In this respect, EUPEX’s objectives are to:
The objectives are to:
In the early phases of the project, some key elements of the future Pilot system are not available yet, such as the SiPearl Rhea processor. Nevertheless, the EUPEX partners need software development vehicles. Therefore, EUPEX opted for a staged approach to allow for a meaningful co-design process and to allow applications and the SW stack to prepare for the future hardware components:
EUPEX Alpha: first phase deployed and available from month six of the project, provided in-kind by the EUPEX partners.
EUPEX Beta: second phase once the first Rhea samples are available and integrated into the reference board developed in the EPI project. A minimal air-cooled packaging compatible with safety standards will be designed for a EUPEX-Beta system offering up to 16 Rhea reference boards hosting one Rhea processor connected to one GPU PCIe card and one interconnect PCIe card.
EUPEX Pilot: the complete target HPC system, fully deployed and operational
As of July 2022, 6 EUPEX partners provide test system resources in-kind from their supercomputing centres.

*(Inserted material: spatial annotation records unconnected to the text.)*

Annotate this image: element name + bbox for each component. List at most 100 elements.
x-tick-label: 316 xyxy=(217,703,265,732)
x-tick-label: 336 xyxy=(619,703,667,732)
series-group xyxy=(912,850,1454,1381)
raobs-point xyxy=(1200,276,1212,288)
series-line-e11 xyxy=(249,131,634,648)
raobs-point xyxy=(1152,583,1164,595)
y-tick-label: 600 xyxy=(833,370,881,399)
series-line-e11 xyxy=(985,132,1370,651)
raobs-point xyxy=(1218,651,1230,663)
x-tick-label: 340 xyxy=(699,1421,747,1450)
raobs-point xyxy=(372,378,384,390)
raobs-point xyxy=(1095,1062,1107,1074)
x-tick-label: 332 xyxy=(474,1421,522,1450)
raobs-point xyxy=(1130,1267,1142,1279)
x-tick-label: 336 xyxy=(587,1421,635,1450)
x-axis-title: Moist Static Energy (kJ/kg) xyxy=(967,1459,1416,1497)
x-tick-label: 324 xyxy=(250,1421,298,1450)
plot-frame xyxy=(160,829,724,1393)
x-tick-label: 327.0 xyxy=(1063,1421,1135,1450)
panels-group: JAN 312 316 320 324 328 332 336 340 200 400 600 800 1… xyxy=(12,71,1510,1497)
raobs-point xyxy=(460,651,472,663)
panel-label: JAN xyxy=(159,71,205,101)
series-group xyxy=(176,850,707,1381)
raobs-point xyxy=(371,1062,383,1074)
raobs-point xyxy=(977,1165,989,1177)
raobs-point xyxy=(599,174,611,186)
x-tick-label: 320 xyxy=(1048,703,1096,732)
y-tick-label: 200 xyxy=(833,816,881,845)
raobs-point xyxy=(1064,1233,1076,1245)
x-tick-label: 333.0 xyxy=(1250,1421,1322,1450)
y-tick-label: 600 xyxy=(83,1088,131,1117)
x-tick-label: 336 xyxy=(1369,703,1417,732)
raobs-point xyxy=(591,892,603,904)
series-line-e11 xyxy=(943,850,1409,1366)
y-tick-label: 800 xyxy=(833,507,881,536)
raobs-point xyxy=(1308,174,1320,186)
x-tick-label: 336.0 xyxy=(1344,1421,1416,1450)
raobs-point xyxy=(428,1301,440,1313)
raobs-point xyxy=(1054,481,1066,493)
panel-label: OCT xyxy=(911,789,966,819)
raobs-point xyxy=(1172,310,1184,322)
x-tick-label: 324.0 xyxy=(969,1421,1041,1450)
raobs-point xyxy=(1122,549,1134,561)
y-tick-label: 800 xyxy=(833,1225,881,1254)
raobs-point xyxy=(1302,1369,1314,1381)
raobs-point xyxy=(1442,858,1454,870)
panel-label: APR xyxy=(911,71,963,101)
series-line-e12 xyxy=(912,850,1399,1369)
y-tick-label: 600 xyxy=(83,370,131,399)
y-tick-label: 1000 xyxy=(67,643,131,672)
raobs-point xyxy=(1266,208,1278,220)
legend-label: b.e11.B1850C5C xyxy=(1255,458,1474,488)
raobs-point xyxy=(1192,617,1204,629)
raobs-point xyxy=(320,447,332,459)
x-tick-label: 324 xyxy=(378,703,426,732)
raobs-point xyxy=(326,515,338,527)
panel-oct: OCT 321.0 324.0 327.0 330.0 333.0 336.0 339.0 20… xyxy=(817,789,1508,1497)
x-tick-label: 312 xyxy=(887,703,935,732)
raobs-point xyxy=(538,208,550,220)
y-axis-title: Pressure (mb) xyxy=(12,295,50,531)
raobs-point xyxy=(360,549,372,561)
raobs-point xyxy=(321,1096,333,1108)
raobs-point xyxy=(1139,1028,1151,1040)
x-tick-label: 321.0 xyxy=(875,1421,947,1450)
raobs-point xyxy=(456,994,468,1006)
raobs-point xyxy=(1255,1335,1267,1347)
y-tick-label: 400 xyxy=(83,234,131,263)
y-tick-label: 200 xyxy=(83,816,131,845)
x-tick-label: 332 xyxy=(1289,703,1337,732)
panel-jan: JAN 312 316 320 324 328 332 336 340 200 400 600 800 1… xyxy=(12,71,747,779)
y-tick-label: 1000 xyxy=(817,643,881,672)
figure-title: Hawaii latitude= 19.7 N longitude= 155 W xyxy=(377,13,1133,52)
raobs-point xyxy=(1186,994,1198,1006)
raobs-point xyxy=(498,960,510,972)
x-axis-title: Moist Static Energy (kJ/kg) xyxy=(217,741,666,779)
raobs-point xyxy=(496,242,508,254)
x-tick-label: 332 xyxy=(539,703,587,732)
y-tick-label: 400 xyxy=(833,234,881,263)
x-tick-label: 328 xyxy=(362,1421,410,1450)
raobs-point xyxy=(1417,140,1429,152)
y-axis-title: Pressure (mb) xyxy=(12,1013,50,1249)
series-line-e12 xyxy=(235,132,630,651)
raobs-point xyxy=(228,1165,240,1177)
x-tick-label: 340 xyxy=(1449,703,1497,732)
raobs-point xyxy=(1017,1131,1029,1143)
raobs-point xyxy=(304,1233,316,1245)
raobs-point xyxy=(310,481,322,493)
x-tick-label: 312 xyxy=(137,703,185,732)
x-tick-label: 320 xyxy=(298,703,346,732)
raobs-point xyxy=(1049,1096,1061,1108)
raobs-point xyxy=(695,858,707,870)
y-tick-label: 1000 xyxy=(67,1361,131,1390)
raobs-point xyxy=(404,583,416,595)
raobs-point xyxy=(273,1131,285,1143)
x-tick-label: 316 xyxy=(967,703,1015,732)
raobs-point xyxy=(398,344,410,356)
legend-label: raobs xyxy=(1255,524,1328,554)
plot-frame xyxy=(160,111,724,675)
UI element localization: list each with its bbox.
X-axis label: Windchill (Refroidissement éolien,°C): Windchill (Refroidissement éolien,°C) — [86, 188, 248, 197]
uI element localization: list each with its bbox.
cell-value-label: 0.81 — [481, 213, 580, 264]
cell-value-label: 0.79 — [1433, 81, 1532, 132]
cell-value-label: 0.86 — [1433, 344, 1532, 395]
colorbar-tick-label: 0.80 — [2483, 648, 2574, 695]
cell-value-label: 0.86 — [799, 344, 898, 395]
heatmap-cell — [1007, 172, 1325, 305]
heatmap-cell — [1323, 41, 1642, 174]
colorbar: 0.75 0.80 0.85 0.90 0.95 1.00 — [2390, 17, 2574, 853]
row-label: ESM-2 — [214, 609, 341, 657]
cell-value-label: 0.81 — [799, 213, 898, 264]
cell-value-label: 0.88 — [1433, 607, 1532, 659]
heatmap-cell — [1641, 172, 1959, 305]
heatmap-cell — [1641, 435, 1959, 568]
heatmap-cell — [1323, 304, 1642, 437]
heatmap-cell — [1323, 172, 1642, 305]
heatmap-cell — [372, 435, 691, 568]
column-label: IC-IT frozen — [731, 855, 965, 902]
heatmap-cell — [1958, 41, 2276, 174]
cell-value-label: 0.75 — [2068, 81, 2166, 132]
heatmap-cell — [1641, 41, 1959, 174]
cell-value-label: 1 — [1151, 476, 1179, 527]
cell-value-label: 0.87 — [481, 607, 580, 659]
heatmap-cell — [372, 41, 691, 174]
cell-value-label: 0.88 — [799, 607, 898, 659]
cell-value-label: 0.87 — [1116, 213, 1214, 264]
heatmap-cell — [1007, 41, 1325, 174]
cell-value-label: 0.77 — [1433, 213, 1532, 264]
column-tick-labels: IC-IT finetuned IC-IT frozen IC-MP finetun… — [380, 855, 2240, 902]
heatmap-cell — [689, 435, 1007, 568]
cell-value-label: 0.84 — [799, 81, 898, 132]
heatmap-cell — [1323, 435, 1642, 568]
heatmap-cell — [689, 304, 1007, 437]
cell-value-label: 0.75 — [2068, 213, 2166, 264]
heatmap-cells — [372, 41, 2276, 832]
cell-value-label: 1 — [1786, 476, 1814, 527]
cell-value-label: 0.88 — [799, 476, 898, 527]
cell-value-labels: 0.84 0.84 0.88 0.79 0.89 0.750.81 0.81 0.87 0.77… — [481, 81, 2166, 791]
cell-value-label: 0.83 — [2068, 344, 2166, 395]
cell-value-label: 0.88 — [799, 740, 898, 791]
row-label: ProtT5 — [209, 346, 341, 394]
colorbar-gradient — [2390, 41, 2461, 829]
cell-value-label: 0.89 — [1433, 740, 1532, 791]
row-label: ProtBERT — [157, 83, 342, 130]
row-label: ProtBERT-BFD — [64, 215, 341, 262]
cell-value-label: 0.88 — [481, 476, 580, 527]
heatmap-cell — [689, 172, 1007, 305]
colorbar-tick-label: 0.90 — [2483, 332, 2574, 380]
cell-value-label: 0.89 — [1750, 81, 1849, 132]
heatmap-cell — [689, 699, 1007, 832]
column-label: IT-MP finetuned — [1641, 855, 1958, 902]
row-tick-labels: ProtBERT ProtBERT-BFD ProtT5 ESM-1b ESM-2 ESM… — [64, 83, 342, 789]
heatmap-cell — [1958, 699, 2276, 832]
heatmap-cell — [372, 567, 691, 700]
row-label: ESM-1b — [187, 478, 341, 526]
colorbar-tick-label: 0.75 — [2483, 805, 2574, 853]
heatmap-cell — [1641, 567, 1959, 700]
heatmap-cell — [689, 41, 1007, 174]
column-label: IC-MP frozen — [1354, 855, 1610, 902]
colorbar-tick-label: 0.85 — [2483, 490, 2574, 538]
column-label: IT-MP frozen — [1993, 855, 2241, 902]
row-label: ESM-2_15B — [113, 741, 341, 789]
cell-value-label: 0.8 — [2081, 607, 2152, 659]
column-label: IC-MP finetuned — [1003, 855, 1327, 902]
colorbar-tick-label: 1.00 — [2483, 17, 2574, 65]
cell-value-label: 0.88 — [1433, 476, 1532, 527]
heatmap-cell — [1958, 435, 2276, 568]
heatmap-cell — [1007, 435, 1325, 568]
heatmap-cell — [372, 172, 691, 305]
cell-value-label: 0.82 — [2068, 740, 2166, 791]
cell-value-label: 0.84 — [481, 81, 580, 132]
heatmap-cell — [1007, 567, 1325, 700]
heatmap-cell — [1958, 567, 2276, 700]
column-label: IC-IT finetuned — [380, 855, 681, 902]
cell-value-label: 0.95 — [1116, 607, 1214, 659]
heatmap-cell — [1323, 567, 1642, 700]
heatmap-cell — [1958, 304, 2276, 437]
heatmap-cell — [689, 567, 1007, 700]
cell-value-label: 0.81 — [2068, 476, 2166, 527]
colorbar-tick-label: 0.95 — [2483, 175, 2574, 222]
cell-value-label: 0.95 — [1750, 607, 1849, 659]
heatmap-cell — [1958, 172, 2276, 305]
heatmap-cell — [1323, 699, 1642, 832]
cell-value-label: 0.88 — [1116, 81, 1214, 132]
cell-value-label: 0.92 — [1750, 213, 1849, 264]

The availability of the test systems as first phase is key to be able to define the requirements for the Exascale Pilot architecture and characteristics. Relying on representative application profile analysis and co-design studies performed on the test systems, our WP3 will provide valuable inputs to both WP4 and WP5 in order to specify the Pilot hardware and software components.
Applications porting, optimization and scaling tests will be performed on these test systems, based on state-of-the-art ARM technologies, innovative interconnect, optionally connected to accelerated modules. Some systems, although not based upon Arm processors, offer interesting features.
This system is identified as the “Software development vehicle” (SDV), i.e., the MAIN SYSTEM FOR PREPARING APPLICATIONS AND MIDDLEWARE for the EUPEX project. Its positioning in the target infrastructure and centralized administration (OCEAN) of the future EUPEX Pilot within the TGCC, allows to offer all partners the opportunity to prepare applications, runtimes and tools in the target infrastructure in order to simplify their deployment and integration on the pilot.
Based on Fujitsu PRIMEHPC FX700 technology, the “A64FX” partition consists of 80 single-socket DDR-less A64FX compute nodes connected via Mellanox InfiniBand and integrated into GENCI’s Joliot-Curie supercomputer, hosted and operated by CEA.
The A64FX partition give scientists the opportunity to port their applications and prepare for the use of the future European processor by relying on the unique features of the A64FX processor such as its SVE vector instruction set and the use of HBM2 fast access memory (32 GB per node).
ARMIDA is an Arm cluster, based on Cavium ThunderX2 CPUs. ARMIDA’s architecture is close to the European Rhea processor. This is of great interest, to develop and test the code in an environment as close as possible to the production one. With the use of energy consumption sensors (power meter, metered PDU, queries to OS from command line), detailed studies on energy efficiency are possible.
IT4Inovation’s Karolina is a EuroHPC petascale system with an overall theoretical peak performance of15.7 PFLOP/s. Its accelerated partition with 8 GPUs per node offers a developing testbed for the EUPEX applications, particularly to reach efficient usage on accelerated architecture, which will be implemented in the pilot systems.
Moreover, the system allows to measure energy consumption (AMD RAPL + NVML) and tune CPU and GPU parameters (frequencies, power capping), so it can be used for energy-efficiency analysis of the EUPEX application or development of the energy-efficient/power-aware runtime systems.
The Barbora cluster is a relatively small Intel CPU-powered cluster. In the context of the EUPEX project this system is interesting for the possibility of hardware parameters tuning and precise power monitoring.
The Barbora nodes are equipped with an out-of-band Atos High Definition Energy Efficiency Monitoring (HDEEM) system, that allows to precisely measure energy consumption of the applications executed on the node. The system monitors the whole compute node power consumption, and several power subdomains (Voltage Regulators, VRs) such as CPU, DRAM or NIC.
Monte Cimone is based on the SiFive Freedom U740 RISC-V SoC HiFive Unmatched board integrated in an HPC node form factor. The proposed architecture is the first RISC-V cluster worldwide. This processor architecture, free of licence, is among the best candidates for European technology. MonteCimone opens the opportunity to assess to maturity of RISC V with respect to Arm for HPC usage, where memory performance, cache management, concurrency are critical, as well as energy efficiency. The benefit for EUPEX is to be able to provide feedback to RISC V design and contribute to a wider choice for European technology candidates.
The proposed architecture (Arm) is close to the European Rhea processor. The EPI-To cluster integrates two high-end GPU per node (NVidia A100), making it possible to test accelerated ARM codes, and two NVidia BF2 DPU accelerators per node, which makes it possible to test an entirely different accelerator. EPI-TO is part of the NVidia dev-kit which has been distributed to only 100 universities worldwide (UNITO only in Italy).